Star Trek:  The Next Generation had a few cliffhangers.  Most of the seasons ended with some major plot twist, leaving the viewers to wait three months to see what happened.  Here, we only had to wait a week.  Captain Picard and Lieutenant Commander Data travel to Romulus to find out what happened to Ambassador Spock.  You see, Spock mysteriously left Vulcan and showed up on Romulus.  This has everyone worried because Spock was a Starfleet officer and Vulcan Ambassador, meaning he had his share of secrets.

At the end of Part I, Picard and Data find Spock.  Picard and Spock speak privately, where Picard tells Spock of the death of Sarek.  Spock claims to be on a mission of peace, which doesn’t really satisfy Picard.  There are more official ways of doing that.  Spock references the events of Star Trek VI, which would be released the following month.  (It comes across more as a name drop than anything else.)

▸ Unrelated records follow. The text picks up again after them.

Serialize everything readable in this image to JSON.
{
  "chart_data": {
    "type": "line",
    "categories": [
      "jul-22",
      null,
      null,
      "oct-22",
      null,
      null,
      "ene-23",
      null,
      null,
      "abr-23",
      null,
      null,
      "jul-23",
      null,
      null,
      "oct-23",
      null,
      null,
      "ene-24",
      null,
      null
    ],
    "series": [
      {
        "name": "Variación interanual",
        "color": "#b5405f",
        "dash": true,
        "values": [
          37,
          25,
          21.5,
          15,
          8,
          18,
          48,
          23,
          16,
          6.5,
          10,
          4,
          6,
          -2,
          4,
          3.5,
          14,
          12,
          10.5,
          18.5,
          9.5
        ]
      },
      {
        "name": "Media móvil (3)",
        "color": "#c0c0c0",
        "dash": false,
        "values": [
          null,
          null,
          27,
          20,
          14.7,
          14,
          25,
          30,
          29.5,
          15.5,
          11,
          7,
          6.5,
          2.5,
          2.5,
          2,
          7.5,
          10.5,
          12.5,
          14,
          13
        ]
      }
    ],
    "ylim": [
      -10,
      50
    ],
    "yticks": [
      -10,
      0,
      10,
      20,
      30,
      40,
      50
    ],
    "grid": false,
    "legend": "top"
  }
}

The reason Spock did it his way was that he was afraid of a repeat of the events of Star Trek VI, in which Spock helped tear down the barrier between the Federation and the Klingon Empire.  Because of a new proconsul, Spock feels that he can get Romulus to reunify with Vulcan.  While Romulans are still emotional and warlike, there is an element within the population that would like to know more.  There are elements within the senate, ostensibly like Pardek, that could work in Spock’s favor.  Yes, it’s possible that Spock is being played, but it’s worth the risk.  The payoff is too great.

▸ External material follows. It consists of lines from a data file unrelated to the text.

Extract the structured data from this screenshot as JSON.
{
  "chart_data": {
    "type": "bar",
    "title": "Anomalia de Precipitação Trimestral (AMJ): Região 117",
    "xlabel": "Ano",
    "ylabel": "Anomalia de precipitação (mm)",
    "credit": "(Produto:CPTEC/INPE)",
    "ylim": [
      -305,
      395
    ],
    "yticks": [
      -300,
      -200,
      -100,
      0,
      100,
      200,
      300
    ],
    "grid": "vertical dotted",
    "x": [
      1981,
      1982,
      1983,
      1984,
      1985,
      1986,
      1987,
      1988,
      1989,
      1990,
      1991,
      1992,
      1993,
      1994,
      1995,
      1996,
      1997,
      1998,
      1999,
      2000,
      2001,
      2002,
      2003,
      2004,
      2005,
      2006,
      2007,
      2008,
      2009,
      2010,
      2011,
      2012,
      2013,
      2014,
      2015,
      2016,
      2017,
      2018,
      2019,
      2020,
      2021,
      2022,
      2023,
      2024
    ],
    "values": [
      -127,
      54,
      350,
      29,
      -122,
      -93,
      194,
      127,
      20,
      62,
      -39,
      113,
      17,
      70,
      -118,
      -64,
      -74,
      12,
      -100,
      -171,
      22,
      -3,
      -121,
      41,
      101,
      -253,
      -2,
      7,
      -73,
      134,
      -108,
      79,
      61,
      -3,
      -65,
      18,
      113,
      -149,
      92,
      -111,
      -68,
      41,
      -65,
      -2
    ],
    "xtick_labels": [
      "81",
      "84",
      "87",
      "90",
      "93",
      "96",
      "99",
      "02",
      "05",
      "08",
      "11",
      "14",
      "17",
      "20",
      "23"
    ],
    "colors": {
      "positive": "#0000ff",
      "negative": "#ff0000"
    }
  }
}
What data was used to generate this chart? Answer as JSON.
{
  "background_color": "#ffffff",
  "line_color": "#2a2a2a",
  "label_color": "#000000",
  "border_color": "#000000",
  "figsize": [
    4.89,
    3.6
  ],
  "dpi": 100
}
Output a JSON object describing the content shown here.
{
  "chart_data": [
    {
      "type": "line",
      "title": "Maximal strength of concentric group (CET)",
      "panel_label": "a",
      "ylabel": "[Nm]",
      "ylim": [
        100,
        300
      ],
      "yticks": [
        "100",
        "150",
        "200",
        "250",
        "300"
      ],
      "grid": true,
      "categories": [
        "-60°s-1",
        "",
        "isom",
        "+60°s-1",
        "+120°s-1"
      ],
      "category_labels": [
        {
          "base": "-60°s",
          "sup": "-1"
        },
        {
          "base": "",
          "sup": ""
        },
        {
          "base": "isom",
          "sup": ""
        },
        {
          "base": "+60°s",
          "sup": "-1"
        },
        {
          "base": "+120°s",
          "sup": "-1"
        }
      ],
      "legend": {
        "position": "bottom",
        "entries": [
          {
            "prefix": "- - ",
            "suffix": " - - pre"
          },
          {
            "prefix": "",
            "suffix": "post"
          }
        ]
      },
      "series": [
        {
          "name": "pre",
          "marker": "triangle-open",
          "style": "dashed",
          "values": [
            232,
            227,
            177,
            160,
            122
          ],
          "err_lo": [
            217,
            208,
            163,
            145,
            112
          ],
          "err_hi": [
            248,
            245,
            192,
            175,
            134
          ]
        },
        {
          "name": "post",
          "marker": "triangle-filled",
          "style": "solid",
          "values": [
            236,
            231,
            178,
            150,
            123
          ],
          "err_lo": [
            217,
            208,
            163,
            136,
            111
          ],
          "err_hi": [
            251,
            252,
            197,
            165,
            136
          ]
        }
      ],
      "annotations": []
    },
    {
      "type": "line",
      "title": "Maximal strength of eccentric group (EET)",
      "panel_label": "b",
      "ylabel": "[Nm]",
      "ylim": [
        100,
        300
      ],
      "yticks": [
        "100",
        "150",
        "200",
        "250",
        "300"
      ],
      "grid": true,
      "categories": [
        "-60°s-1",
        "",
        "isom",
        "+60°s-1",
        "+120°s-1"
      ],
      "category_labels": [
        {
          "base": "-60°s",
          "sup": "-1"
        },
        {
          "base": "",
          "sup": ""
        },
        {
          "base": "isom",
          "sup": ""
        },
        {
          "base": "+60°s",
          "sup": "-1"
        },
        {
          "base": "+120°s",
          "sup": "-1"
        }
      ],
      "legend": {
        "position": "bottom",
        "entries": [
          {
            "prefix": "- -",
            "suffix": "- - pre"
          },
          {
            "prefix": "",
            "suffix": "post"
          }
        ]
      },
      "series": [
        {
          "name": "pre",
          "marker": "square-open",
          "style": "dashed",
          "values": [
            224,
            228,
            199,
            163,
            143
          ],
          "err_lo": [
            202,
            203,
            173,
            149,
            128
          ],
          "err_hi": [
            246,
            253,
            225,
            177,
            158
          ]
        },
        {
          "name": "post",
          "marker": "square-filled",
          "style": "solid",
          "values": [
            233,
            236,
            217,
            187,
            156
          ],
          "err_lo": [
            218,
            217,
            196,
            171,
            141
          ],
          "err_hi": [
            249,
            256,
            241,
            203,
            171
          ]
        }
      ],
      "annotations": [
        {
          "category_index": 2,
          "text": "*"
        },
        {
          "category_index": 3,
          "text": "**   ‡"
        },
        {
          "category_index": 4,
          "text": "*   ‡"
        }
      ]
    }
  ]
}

Meanwhile, Riker, in charge of the Enterprise, discovers that an entire Vulcan ship has gone missing from a junkyard that doesn’t lose stuff.  What anyone would need with a Vulcan ship is anyone’s guess.  Riker is able to follow the trail, but it doesn’t turn up anything useful.  Things start to make sense when it’s revealed that Pardek is spying on Spock and the resistance.

It turns out that the Romulan government is sending not one but three Vulcan ships into Federation space, claiming to be a peace envoy from Romulus, compliments of Spock.  Things start to make sense.  Riker intercepts the Vulcan ships only to have a Romulan ship decloak and destroy all three ships.  The ships were actually an invasion force.   With the ruse busted, the Romulans cut their losses and go home.  Picard leaves Romulus with Spock staying behind, hoping to continue his work.  Yes, it’s idealistic, but it’s a worthwhile goal.

I remember wondering things when I first watched the episode.  I’ve seen it again recently and I have a few more.  First, how was Spock able to walk around Romulus?  Granted, he was being used for an invasion, but Vulcans and Romulans look dissimilar enough that someone would know that Spock isn’t a local.  Even if the government was telling security forces not to stop Spock, what would happen if someone didn’t get the memo?

The second issue is how the Romulans got three Vulcan ships into their space.  They were using intermediaries, but there’s a neutral zone between Federation and Romulan space.  No military vessel is supposed to enter the Neutral Zone.  I don’t know if this applies to civilian ships, but it seems odd that the Romulans wouldn’t complain about three ships entering there space.

For that matter, there’s no mention of Spock going to Romulas with anyone else.  No one thought to ask how Spock piloted three ships by himself?  Into enemy territory, no less.  All this to carry what was supposed to be a peace force back to Vulcan.  I would also think that one ship would have been enough to carry a small delegation of diplomats.  Why not keep the troops on the cloaked ship that the Romulans sent with the Vulcan ships?

I was wondering why the Romulans wanted to invade just Vulcan, but I guess it was an opportunity they couldn’t pass up.  I don’t know how they planned to hold the planet, as I’m not sure how deep Vulcan is in Federation space.  The entire thing seemed very flimsy to me.

Unification is a somewhat continuity-dependant story.  Those that haven’t seen the previous two seasons will probably be lost.  Those that haven’t seen the original series will probably know some of the major details, but will still be missing out on stuff.

This wasn’t one of my favorite episodes.  It was entertaining, but it raised too many questions for me.  Some episodes became less confusing with subsequent viewings.  These became more confusing.  If you’re watching on Netlflix, you might as well watch these episodes.  If your DVR misses them, it’s won’t really make subsequent episodes harder to watch.